A Linux kernel bug patched in May as a routine data-corruption fix just became a weaponized local root exploit. CVE-2026-46331, nicknamed pedit COW, sits in the traffic-control subsystem and lets any unprivileged local user poison the in-memory page cache to gain root — no disk writes, no audit logs, no clicks required. A public, author-verified proof of concept (PoC) dropped June 17. If your servers run RHEL 8/9/10 or Debian 13 and have not been rebooted onto a patched kernel, they are exploitable right now.

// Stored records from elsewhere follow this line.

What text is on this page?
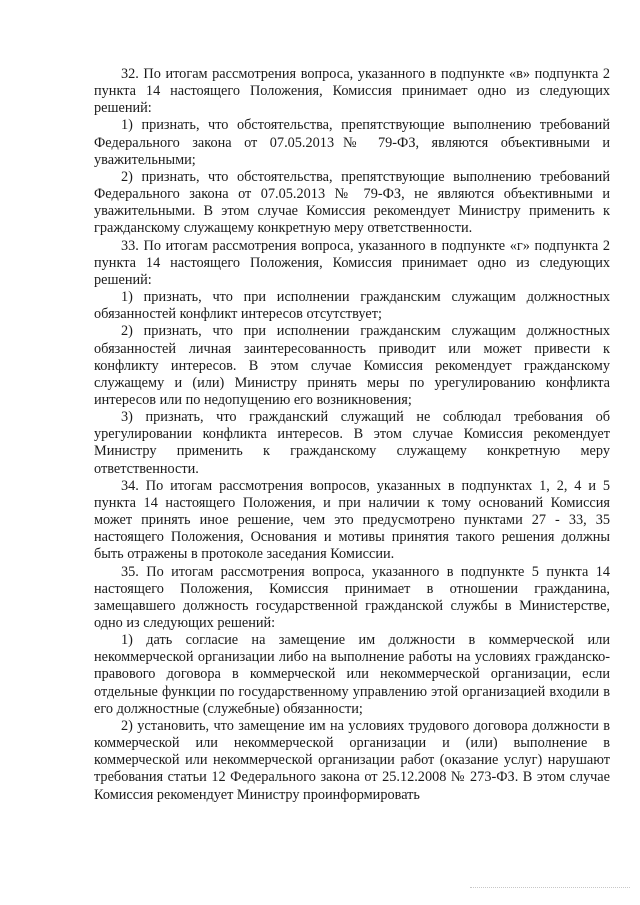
32. По итогам рассмотрения вопроса, указанного в подпункте «в» подпункта 2 пункта 14 настоящего Положения, Комиссия принимает одно из следующих решений:

1) признать, что обстоятельства, препятствующие выполнению требований Федерального закона от 07.05.2013№ 79-ФЗ, являются объективными и уважительными;

2) признать, что обстоятельства, препятствующие выполнению требований Федерального закона от 07.05.2013 № 79-ФЗ, не являются объективными и уважительными. В этом случае Комиссия рекомендует Министру применить к гражданскому служащему конкретную меру ответственности.

33. По итогам рассмотрения вопроса, указанного в подпункте «г» подпункта 2 пункта 14 настоящего Положения, Комиссия принимает одно из следующих решений:

1) признать, что при исполнении гражданским служащим должностных обязанностей конфликт интересов отсутствует;

2) признать, что при исполнении гражданским служащим должностных обязанностей личная заинтересованность приводит или может привести к конфликту интересов. В этом случае Комиссия рекомендует гражданскому служащему и (или) Министру принять меры по урегулированию конфликта интересов или по недопущению его возникновения;

3) признать, что гражданский служащий не соблюдал требования об урегулировании конфликта интересов. В этом случае Комиссия рекомендует Министру применить к гражданскому служащему конкретную меру ответственности.

34. По итогам рассмотрения вопросов, указанных в подпунктах 1, 2, 4 и 5 пункта 14 настоящего Положения, и при наличии к тому оснований Комиссия может принять иное решение, чем это предусмотрено пунктами 27 - 33, 35 настоящего Положения, Основания и мотивы принятия такого решения должны быть отражены в протоколе заседания Комиссии.

35. По итогам рассмотрения вопроса, указанного в подпункте 5 пункта 14 настоящего Положения, Комиссия принимает в отношении гражданина, замещавшего должность государственной гражданской службы в Министерстве, одно из следующих решений:

1) дать согласие на замещение им должности в коммерческой или некоммерческой организации либо на выполнение работы на условиях гражданско-правового договора в коммерческой или некоммерческой организации, если отдельные функции по государственному управлению этой организацией входили в его должностные (служебные) обязанности;

2) установить, что замещение им на условиях трудового договора должности в коммерческой или некоммерческой организации и (или) выполнение в коммерческой или некоммерческой организации работ (оказание услуг) нарушают требования статьи 12 Федерального закона от 25.12.2008 № 273-ФЗ. В этом случае Комиссия рекомендует Министру проинформировать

What Went Wrong in the Kernel
The flaw lives in tcf_pedit_act(), the function that applies edit rules to network packets inside Linux’s traffic-control (tc) subsystem. Before iterating over its edit keys, the function computes a copy-on-write (COW) range once, using a precomputed hint called tcfp_off_max_hint. That hint does not account for the per-key runtime offset that typed keys add when they resolve against actual packet headers at execution time.
Because the COW range is wrong, the write lands outside the private memory region — into the shared page cache that backs real files on disk. Socket buffers (skb) can reference zero-copy pages pulled in via sendfile, which are intentionally shared across processes. Corrupt one of those, and you corrupt the file in every process that has it mapped.
Researcher Massimiliano Oldani’s PoC, packet_edit_meme, takes aim at /bin/su. It overwrites the setuid binary’s cached ELF entry point in memory with shellcode that calls setgid(0); setuid(0); execve("/bin/sh"). The next time any user runs su, they get a root shell. The disk copy of the binary is untouched. File-integrity monitors see nothing.
Who Is Affected
The bug was introduced in kernel commit 899ee91156e5 and spans Linux v5.18 through v7.1-rc6 — roughly four years of production kernels. Two conditions must both be true for exploitation:
- The
act_peditmodule is loadable (the default on most enterprise distros) - Unprivileged user namespaces are enabled (
user.max_user_namespaces > 0, also the default)
Distribution status as of June 28, 2026:
- RHEL 8, 9, 10 / AlmaLinux 8: Patched — update and reboot
- Debian 13 (Trixie): Patched — update and reboot
- Debian 11 / 12: Still unpatched as of June 28, 2026
- Ubuntu 18.04–26.04: Check Ubuntu Security Notice for your version
- KernelCare (rebootless patch): Still in testing, not yet available
What to Do Right Now
Three mitigations, in order of preference:
Option 1 — Patch and reboot (strongly preferred):
# RHEL / AlmaLinux
sudo dnf update kernel && sudo reboot
# Debian 13 / Ubuntu
sudo apt update && sudo apt upgrade linux-image-generic && sudo reboot
Option 2 — Block the act_pedit module (safe for most servers):
echo 'install act_pedit /bin/true' | sudo tee /etc/modprobe.d/disable-act_pedit.conf
This does not require a reboot and is safe unless you actively use tc pedit rules for traffic shaping.
Option 3 — Restrict unprivileged user namespaces (breaks containers):
sudo sysctl -w user.max_user_namespaces=0
echo 'user.max_user_namespaces = 0' | sudo tee /etc/sysctl.d/99-pedit-cow.conf
This removes the exploit prerequisite but will break rootless Podman, Docker rootless, and most CI sandbox environments. Use only on hardened servers where containers are not needed.
The Disclosure Problem Nobody Is Talking About
The fix for pedit COW was submitted to the public netdev mailing list in late May under a subject line that read “net/sched: fix pedit partial COW leading to page cache corruption.” No CVE. No security designation. No heads-up to downstream distributors. The patch described the bug clearly enough that anyone reading netdev archives could have built the exploit.
The kernel.org CNA assigned CVE-2026-46331 at merge time on June 16. Oldani’s PoC dropped the next day. Distros were racing to backport a patch for a bug that had been publicly described for weeks.
This is not a one-off. Last week, ByteIota covered DirtyClone (CVE-2026-43503), which followed a nearly identical disclosure arc — public netdev discussion, late CVE, rapid PoC. Both bugs corrupt the page cache without touching disk. Both leave no kernel audit log. The PoC author named packet_edit_meme “yet another page cache poisoning nightmare” — a phrase that lands differently when it is the third significant LPE of this class in 18 months.
The Linux kernel security team is reportedly discussing whether net/sched patches with security implications should route through the private security track rather than open mailing lists. That conversation was overdue.
The Short Version
Update your kernel. Reboot. If you cannot reboot immediately, block act_pedit. The PoC is public, the prerequisites are default-on, and the page cache attack leaves no trail. Waiting is not a strategy.